Library News, by Andrea Lhotka for David Keeber
Red Rock News
Date: June 27, 2008
"The computers are winning." I saw these simple words scrawled on cardboard in permanent ink hanging in the window of an abandoned building in Tucson, AZ. If you've seen the movie "The Terminator" then images of Arnold Schwarzenegger, cyborg metal endoskeletons, and total world annihilation are appearing before your eyes. I say "disregard" all that. Prophesy is certainly not our business at the Sedona Public Library. We deal in books and information at a smoking bargain. What I'm talking about is the conflict between digital and analog resources or more expressly the tension amongst their respective users.
The opening was intended to catch your attention, but in a matter of speaking the computers have attained great success in this endeavor, though not in any dystopic futuristic sense. The evidence is pervasive: spellbound coffee shop inhabitants clacking away at their laptops and cell phone users willfully rewriting the codes of social interaction. The inexorable march into the future is without pity, but for some the beat is a bit muffled.

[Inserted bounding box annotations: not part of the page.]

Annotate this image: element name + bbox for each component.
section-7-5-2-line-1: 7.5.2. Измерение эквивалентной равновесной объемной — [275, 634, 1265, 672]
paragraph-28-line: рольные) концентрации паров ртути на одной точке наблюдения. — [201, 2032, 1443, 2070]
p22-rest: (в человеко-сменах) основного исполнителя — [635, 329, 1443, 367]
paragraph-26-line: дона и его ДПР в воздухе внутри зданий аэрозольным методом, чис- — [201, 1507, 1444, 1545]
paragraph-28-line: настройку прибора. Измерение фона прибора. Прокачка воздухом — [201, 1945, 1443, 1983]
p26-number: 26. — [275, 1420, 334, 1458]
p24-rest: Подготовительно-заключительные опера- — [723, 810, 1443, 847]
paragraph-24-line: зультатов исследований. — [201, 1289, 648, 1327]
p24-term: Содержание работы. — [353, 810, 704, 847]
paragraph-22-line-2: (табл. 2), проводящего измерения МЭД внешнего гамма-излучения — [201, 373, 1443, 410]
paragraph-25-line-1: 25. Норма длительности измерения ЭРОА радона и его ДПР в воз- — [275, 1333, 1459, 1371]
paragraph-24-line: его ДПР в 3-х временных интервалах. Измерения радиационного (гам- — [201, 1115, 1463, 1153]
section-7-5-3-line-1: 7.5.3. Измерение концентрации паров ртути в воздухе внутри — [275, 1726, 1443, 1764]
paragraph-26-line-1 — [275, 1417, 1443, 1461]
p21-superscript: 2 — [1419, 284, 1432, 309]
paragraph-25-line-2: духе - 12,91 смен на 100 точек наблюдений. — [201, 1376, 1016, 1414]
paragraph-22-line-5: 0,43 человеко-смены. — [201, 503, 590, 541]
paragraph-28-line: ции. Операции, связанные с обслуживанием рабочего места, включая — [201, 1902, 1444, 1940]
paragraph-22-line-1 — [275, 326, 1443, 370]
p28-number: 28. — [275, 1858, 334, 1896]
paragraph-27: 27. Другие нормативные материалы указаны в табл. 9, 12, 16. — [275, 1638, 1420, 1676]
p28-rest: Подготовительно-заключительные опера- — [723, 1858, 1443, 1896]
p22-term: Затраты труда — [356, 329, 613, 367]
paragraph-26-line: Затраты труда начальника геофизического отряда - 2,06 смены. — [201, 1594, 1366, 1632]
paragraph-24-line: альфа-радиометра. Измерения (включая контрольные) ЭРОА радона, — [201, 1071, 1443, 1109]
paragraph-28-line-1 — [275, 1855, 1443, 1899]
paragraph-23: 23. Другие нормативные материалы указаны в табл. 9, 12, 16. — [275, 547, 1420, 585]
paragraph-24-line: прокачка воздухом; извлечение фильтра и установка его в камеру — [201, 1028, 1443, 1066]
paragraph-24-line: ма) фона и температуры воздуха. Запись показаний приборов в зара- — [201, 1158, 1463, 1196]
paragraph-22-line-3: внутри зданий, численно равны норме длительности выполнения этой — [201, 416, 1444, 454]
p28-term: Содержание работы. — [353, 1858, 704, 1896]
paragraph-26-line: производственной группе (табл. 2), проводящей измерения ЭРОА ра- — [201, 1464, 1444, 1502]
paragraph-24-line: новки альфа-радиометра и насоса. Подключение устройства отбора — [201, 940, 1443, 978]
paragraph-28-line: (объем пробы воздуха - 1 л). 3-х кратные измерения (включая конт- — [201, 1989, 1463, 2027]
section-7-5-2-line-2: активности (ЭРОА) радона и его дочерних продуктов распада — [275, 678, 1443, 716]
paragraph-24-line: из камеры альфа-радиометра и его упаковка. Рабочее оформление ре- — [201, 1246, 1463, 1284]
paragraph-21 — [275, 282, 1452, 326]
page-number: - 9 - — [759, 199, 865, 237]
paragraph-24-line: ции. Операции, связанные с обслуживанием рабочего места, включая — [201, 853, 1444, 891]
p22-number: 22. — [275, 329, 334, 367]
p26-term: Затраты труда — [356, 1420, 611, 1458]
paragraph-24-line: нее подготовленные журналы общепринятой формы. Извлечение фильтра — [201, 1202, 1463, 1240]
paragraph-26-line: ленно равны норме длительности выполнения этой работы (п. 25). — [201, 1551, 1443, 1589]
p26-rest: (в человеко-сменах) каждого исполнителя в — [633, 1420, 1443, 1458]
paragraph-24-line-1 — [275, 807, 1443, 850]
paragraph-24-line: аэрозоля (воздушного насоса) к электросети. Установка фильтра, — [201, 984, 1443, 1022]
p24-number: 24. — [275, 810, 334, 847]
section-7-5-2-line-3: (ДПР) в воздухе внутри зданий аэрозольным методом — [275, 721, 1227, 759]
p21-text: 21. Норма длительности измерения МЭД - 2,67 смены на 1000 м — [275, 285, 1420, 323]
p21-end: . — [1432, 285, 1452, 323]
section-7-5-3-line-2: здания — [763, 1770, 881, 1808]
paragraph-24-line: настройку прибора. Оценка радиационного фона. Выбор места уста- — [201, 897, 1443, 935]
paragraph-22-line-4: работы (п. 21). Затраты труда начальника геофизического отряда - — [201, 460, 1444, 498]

This is in fact an alarming topic for many librarians: the digital divide which is essentially an obstacle to accessing information from a lack in training or deficit in resources. Since the World Wide Web was created in the early 90's and its subsequent proliferation, information has been repositioned and now inhabits a seemingly inexplicable, shadowy electronic environment. Frequently the information and services that we need once available in hardcover, on a microfiche reel, by telephone, and so on are now only obtainable with a computer and an Internet connection.
For many, gaining the requisite knowledge to operate a computer is a terrifying concept, and this phenomenon most acutely impacts those who attended schools before the explosion of computer labs, computer instruction and the Internet. It is this audience specifically that I address, in hopes that a feeling of comfort with information technologies can be realized.
As a librarian working with the public and information technology on a daily basis, my suggestion is that before you chastise yourself and make a payment in the service of self-doubt, identify the cause of your fear. In this regard I submit that uncertainty, and lack of experience and training are the major reasons. Humans do not achieve new proficiencies by virtue of charisma or magic without the advantage of training, study and hard-work. They do so out of personal curiosity or necessity. Gaining new skills can start out ever so slowly. Be patient with yourself. Talk to people. Sign up for a class. By all means, ask your local librarian. We love to help!
The advantages of electronic media are difficult to dispute, and the flaws cannot be left out. Contrasting Wikipedia with twenty substantial and burdensome volumes of the Encyclopedia Britannica is like comparing a walk down the street with a ride on an $8,000 road bike. For those that do not know, Wikipedia is an online multi-lingual encyclopedia updated continuously by volunteers like you and me. It is a highly successful, collaborative website providing an infinite supply of irritation and admiration to librarians and educators everywhere. Though it is given to vandalism, disorganization, and poor citation from time to time, it is free of charge and unconstrained by the practicalities of time and space on the scale of its physical predecessors. Of course the Encyclopedia Britannica set the standard for authoritative research, and has a reputation constructed on two hundred years of experience.
But it depends which librarian you ask. Ask one of my senior and fabulous colleagues a reference question and you may find yourself in the reference or nonfiction section, and this is a fine place to be! My experience and training do not lend themselves to the reference section as much as they do to databases and online resources. I am merely a product of my generation and I have some catching up to do. Don't we all.